给定整数N。任务是编写程序以查找给定数字的奇偶校验。
注意:数字奇偶校验用于定义数字中的置位总数(二进制表示形式为1位)是偶数还是奇数。如果一个数字的二进制表示形式中的置位总数为偶数,则该数字被称为具有偶数奇偶校验,否则,它将具有奇数奇偶校验。
例子:
Input : N = 13
Output : Odd Parity
Explanation:
Binary representation of 13 is (1101)
Input : N = 9 (1001)
Output : Even Parity
通过执行以下操作,可以有效地计算由32位表示的数字的奇偶校验。
假设给定数字为x,然后执行以下操作:
- y = x ^(x >> 1)
- y = y ^(y >> 2)
- y = y ^(y >> 4)
- y = y ^(y >> 8)
- y = y ^(y >> 16)
现在,y中最右边的位将表示x的奇偶校验。如果最右边的位是1,则x将具有奇数奇偶校验,如果它是0,则x将具有偶数奇偶校验。
因此,为了提取y的最后一位,请对y与1进行按位与运算。
为什么这样做?
Consider that we want to find the parity of n = 150 = 1001 0110 (in binary).
1. Let’s divide this number into two parts and xor them and assign it to n: n = n ^ (n >> 4) = 1001 ^ 0110 = 1111.

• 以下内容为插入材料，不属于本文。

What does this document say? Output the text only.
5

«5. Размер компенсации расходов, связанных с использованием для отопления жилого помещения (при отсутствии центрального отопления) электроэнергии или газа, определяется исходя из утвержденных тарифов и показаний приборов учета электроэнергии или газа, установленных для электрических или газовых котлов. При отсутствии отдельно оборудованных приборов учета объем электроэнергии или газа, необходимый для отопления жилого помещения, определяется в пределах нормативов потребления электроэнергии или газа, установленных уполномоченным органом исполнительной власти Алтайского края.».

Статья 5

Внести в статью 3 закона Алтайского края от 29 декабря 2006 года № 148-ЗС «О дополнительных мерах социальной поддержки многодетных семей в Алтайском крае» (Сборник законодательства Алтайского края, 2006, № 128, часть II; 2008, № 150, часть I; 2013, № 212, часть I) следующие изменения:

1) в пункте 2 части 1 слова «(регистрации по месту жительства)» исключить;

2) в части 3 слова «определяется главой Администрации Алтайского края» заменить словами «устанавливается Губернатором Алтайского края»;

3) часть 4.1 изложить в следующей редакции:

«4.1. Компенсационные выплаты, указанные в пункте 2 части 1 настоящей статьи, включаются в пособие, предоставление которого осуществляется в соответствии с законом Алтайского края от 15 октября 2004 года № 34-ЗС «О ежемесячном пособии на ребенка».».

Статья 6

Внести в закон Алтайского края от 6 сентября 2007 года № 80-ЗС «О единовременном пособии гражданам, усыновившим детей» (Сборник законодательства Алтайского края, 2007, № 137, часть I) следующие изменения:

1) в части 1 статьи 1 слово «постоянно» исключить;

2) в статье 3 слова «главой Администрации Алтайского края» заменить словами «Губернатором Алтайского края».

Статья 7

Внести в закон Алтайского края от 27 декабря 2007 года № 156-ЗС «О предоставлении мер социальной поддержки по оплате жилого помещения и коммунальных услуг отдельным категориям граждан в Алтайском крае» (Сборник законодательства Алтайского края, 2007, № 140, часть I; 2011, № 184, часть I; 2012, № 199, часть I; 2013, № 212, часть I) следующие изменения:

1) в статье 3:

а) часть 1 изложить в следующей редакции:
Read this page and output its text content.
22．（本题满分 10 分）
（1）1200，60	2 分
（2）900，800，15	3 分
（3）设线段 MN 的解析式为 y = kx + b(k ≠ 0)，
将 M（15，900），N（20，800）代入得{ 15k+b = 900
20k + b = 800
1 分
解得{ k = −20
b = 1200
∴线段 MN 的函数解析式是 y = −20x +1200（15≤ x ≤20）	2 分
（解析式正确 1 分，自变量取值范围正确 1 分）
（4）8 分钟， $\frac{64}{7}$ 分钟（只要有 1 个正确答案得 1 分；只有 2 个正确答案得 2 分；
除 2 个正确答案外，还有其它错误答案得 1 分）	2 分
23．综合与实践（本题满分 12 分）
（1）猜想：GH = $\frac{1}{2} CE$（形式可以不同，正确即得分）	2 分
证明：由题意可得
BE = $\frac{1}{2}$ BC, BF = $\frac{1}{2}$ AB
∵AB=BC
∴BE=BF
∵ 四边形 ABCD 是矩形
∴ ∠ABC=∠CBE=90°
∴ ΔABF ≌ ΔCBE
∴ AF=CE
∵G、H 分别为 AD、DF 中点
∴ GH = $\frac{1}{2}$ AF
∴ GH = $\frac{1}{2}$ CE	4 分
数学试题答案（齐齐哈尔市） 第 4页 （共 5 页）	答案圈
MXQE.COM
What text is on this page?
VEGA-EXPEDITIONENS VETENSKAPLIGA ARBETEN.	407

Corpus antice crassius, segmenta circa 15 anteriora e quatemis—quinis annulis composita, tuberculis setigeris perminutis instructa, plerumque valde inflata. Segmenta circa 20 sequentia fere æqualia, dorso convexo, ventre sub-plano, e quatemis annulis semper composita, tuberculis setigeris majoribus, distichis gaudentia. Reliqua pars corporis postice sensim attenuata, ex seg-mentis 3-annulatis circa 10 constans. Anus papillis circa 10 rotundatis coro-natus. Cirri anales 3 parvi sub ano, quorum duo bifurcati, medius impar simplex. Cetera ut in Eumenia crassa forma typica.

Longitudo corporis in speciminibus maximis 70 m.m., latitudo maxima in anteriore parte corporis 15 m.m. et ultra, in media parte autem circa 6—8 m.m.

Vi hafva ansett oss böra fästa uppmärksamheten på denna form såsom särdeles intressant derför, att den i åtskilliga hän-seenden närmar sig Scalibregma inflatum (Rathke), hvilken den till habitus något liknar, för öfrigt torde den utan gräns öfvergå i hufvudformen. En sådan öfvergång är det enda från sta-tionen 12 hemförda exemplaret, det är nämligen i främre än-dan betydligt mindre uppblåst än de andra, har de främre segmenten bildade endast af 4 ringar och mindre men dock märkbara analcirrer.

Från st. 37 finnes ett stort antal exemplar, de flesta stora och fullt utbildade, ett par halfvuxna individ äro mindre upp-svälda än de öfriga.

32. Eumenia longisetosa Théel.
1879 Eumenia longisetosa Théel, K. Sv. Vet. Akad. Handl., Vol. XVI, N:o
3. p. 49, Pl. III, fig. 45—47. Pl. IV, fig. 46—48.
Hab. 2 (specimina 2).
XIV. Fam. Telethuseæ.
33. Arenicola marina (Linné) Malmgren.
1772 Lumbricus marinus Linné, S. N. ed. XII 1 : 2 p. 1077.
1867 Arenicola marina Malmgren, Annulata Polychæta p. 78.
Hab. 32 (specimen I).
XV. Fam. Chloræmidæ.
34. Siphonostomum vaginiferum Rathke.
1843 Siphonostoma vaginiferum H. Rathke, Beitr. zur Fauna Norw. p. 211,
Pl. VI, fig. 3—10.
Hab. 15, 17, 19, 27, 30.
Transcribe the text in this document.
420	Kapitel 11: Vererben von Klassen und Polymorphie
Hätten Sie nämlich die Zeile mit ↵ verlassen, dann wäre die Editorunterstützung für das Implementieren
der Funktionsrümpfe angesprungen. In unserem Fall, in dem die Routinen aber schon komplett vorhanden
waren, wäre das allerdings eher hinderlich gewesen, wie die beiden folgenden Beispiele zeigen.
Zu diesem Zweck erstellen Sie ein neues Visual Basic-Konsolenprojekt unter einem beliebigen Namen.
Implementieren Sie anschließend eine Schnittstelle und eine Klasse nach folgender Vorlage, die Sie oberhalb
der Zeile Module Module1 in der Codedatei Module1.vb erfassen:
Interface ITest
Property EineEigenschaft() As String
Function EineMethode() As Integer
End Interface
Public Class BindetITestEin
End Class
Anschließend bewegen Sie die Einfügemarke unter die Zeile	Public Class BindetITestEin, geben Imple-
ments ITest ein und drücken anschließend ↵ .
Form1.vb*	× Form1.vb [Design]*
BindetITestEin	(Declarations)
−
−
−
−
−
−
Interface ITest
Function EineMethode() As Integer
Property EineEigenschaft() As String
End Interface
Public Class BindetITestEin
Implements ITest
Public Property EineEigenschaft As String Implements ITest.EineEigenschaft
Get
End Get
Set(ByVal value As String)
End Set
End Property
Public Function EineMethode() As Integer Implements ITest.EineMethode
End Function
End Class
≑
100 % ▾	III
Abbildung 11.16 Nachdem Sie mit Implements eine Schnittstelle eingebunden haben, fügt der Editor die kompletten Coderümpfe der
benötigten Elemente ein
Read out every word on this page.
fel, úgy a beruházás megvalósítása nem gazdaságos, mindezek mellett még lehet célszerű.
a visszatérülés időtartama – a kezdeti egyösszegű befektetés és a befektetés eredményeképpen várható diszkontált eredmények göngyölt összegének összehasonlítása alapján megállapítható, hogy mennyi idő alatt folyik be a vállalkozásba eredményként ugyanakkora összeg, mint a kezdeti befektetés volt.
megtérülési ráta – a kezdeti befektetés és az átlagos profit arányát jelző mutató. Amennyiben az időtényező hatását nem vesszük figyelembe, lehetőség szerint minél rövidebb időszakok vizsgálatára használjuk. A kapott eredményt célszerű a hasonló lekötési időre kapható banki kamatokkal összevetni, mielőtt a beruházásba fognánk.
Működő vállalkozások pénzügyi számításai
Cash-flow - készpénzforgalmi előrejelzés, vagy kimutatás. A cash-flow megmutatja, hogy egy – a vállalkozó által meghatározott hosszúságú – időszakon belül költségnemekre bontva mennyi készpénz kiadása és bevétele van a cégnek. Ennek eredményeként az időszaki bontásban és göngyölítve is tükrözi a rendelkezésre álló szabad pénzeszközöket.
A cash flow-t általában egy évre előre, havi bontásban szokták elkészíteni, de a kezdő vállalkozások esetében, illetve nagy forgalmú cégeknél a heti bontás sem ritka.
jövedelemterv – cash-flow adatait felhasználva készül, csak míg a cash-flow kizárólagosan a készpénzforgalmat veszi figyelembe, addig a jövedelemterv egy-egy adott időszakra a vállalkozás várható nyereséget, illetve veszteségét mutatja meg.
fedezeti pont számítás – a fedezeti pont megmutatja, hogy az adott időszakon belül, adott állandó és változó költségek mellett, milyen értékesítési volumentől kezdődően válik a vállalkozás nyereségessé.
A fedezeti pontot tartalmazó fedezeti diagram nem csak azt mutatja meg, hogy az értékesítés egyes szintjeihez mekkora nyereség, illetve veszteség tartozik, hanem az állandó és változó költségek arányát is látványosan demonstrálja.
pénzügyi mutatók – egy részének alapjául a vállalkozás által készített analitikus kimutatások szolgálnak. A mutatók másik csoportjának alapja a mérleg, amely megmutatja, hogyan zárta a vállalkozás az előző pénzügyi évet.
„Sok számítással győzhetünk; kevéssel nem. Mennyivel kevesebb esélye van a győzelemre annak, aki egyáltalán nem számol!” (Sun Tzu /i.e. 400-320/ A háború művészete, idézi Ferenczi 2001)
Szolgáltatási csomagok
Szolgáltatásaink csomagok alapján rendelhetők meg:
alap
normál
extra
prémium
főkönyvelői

Dissimilar bits result in a 1 bit in the result while similar bits result in a 0. We have basically considered all 8 bits to arrive at this intermediate result. So, effectively we have nullified even parities within the number.
Now repeat step 1 again until you end up with a single bit.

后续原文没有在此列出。